Car le flot­te­ment sur la légi­ti­mi­té dynas­tique va entraî­ner chez beau­coup une posi­tion d’abstention plus ou moins (mal) jus­ti­fiée par un pseu­do-pro­vi­den­tia­lisme (« Dieu dési­gne­ra son élu »), ou encore un assez vul­gaire prag­ma­tisme (« Je recon­naî­trai le pre­mier qui par­vien­dra à se faire sacrer à Reims ») ; toutes les spé­cu­la­tions deviennent per­mises : s’il faut ne tenir compte que de la loi de pri­mo­gé­ni­ture, alors ce sont les Bour­bons-Bus­set qui sont les rois légi­times. Pour­quoi pas un roi anglais ? Un Caro­lin­gien pour faire l’Europe ? Un Méro­vin­gien qui pré­ten­drait être issu du Christ et de Marie-Made­leine pour pro­fi­ter de la vogue de Da Vin­ci code ? (Tiens je n’ai pas encore enten­du par­ler d’un pré­ten­dant qui des­cen­drait de Ver­cin­gé­to­rix, la place est à prendre). Et puis fina­le­ment pour­quoi pas cet illu­mi­né qui se pré­tend des­cen­dant secret de petit Louis XVII ? Pour­quoi pas moi ? Et si l’humour m’empêche de suivre cette pente para­noïaque, je me rési­gne­rai à pro­cla­mer : « vive le Roi de Patagonie ! ».

Je ne crois pas que cette dérive réa­lise « l’Universelle Monar­chie » à laquelle fai­sait allu­sion Hen­ry Mon­tai­gu ; elle en est la caricature.

Mon inten­tion ici n’est pas de trai­ter de la légi­ti­mi­té dynas­tique, mais il me semble que le détour sur ce thème illustre les aber­ra­tions aux­quelles peut abou­tir une men­ta­li­té qui met trop exclu­si­ve­ment l’accent sur  l’éthique et l’esthétique en oubliant tout prin­cipe de réalité. 

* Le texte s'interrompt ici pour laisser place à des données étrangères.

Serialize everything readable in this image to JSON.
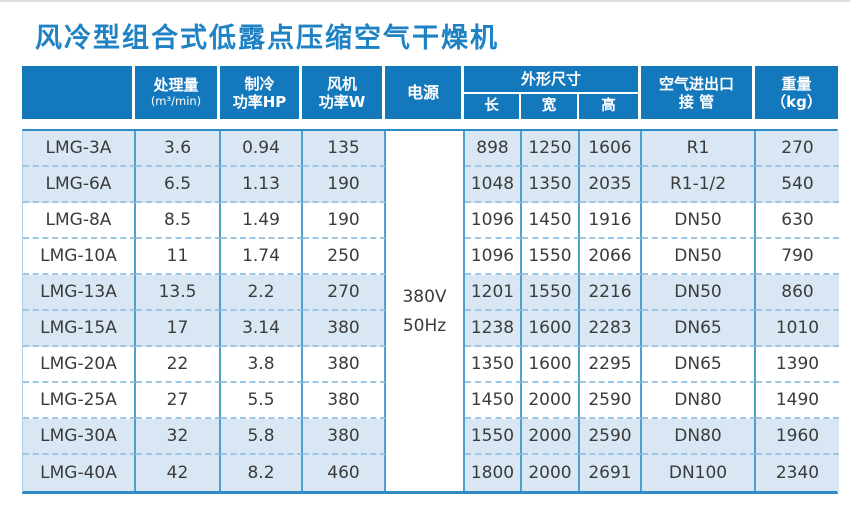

Michel MICHEL, socio­logue, mili­tant insuf­fi­sant, pro­vi­den­tia­liste, légi­ti­miste et sur­vi­van­tiste (il s’agit bien enten­du de la légi­ti­mi­té incar­née par Mgr. le Comte de Paris, chef de cette Mai­son de France que la Pro­vi­dence depuis Hugues Capet, main­tient bien vivante, don­nant ain­si un objet à notre Espé­rance et à notre combat).